4 (This may be hard for some of you) In class I showed that for a dry slope failure on a slope at the angle of repose (Φ), the H/L ratio for a sliding block is the same as the tangent of the angle of repose. Use a little algebra, and show that for any constant slope (α) dumping onto a flat runout plane, that a sliding block with have a similar H/L ratio. Remember, H is the vertical height of the block above the plane, and L is the horizontal distance from directly below the block, to where it stops. This is true, independent of the complexity of the path taken by the block... curved slide paths also end up with an H/L ratio of tangent of Φ, although this is much harder to prove for a curved path. If you can’t do this as a general result, chose two angles for α, and show that both give the same runout distance: choose α = Φ for one of the slopes and α steeper than Φ for the other (e.g. use 30 degrees for Φ and the first α and for the second α use something like 35 degrees). Now: Use this result to solve question 1d in the previous homework, without doing any work, except a simple trigonometric calculation.

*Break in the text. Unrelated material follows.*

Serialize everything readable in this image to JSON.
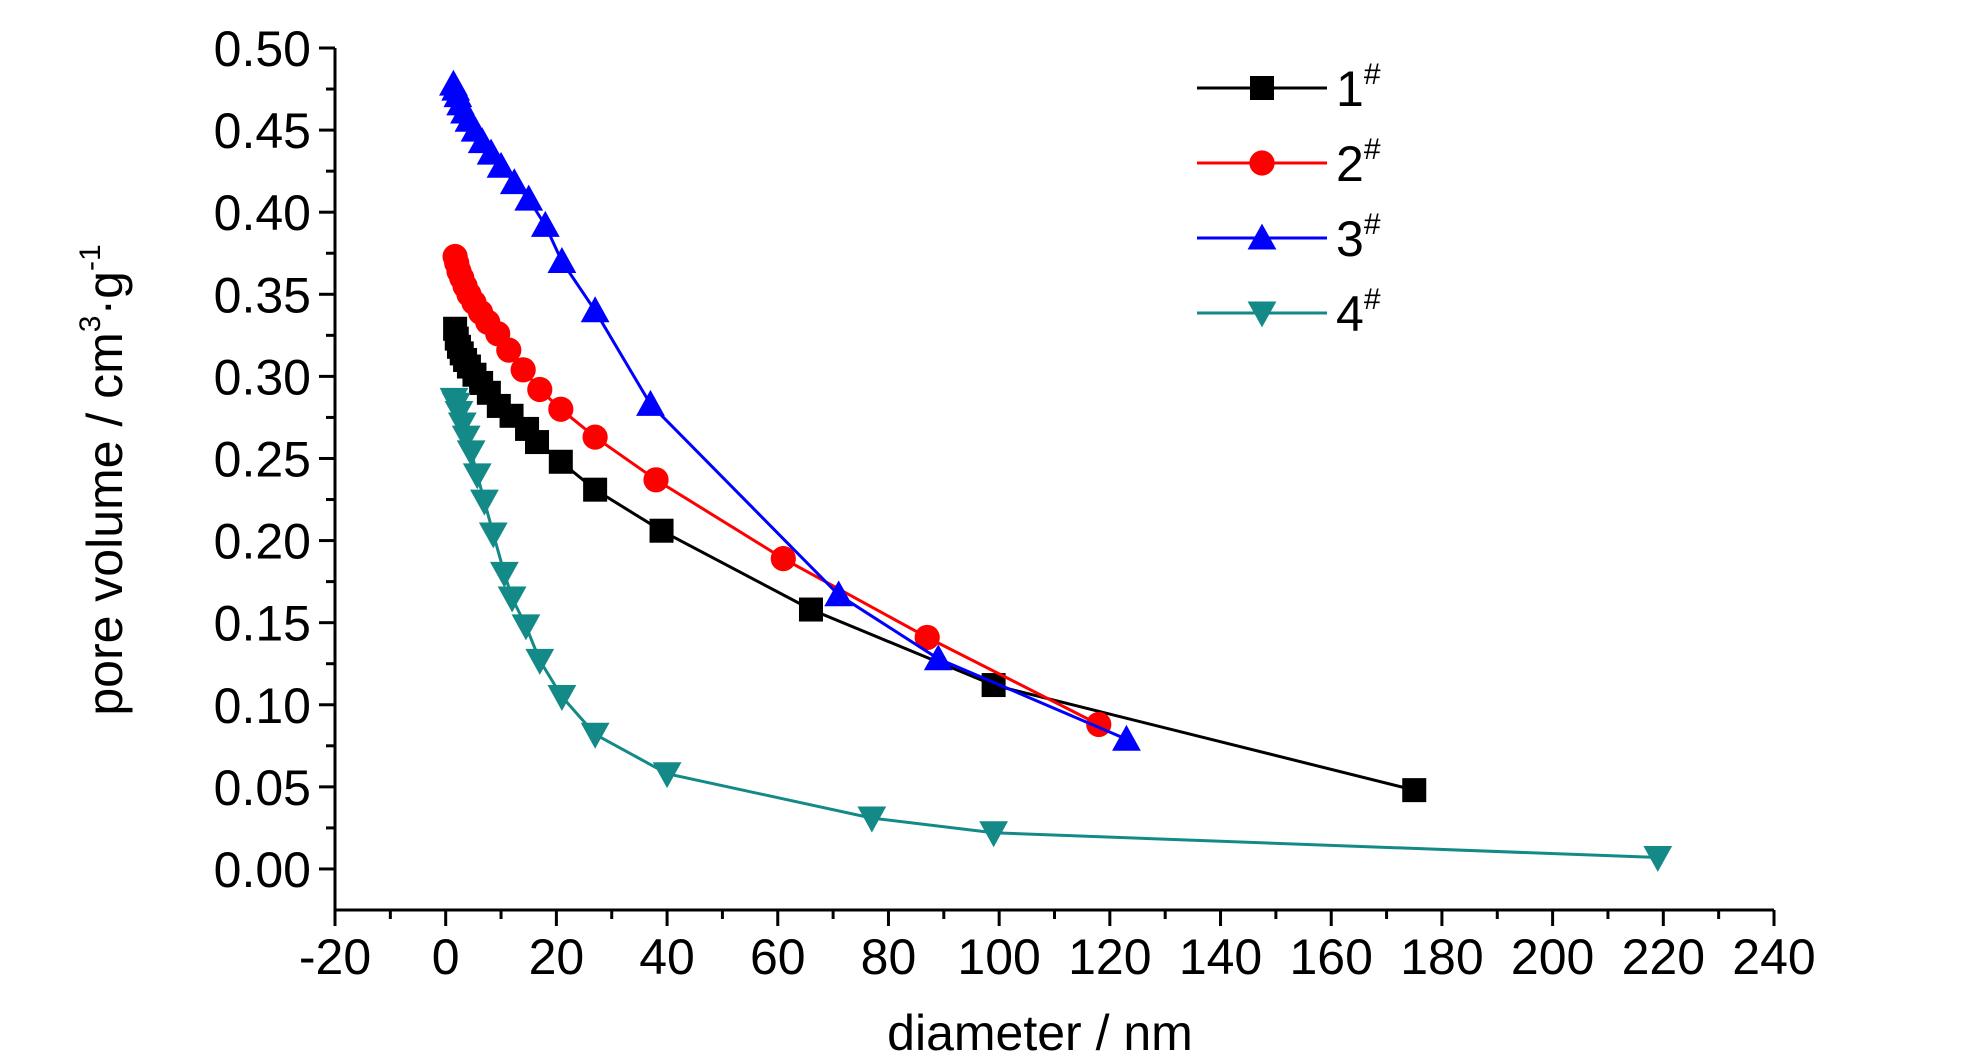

5 (part d is very difficult to do correctly, but everybody should try part a,b,c: HINT, it does not need any factor of safety or other complex calculation(!), clear thinking is required, but very little work) At Vedauwoo, a sheet of exfoliating granite 1 meter in downslope length lies on an exposed granite slope, with slope less than the friction angle (let’s say a slope angle 20 degrees, friction angle 30 degrees). The granite slab is only a few centimeters thick and warms up and cools down with the diurnal (daily) cycle. The underlying granite is such a large thermal mass that it hardly heats or cools at all. Assume the granite slab goes through a steady 10 degree C peak to peak sinusoidal diurnal cycle. Also assume the slab is basically a rectangular block that is touching the underlying rock only at its upper and lower ends. Coefficient of thermal expansion of granite is 0.00001 per degree C (ie. dimensionally a strain per degree)
a) How much does the block lengthen each day (and contract each night)?
b) Calculate the rate of motion, in meters per year of the slab, resulting from the diurnal thermal cycle. Although this example of thermal creep is extreme, in fact, most loose materials (soils, rock debris etc.) creep downhill under the action of a large variety of thermal, water, freeze-thaw, biological disturbances etc. This slow downslope motion is important and we will examine in detail later.
c) Does the angle of the slope affect the motion?
d) (VERY hard) Assume the slab touches the underlying rock along its entire length, not just at the ends, now how fast does it move? A complete answer would give a definite speed, however, a description of the details of motion is probably sufficient, but such a description should include a comment on the speed dependence on the slope angle, which is different from the answer to part c.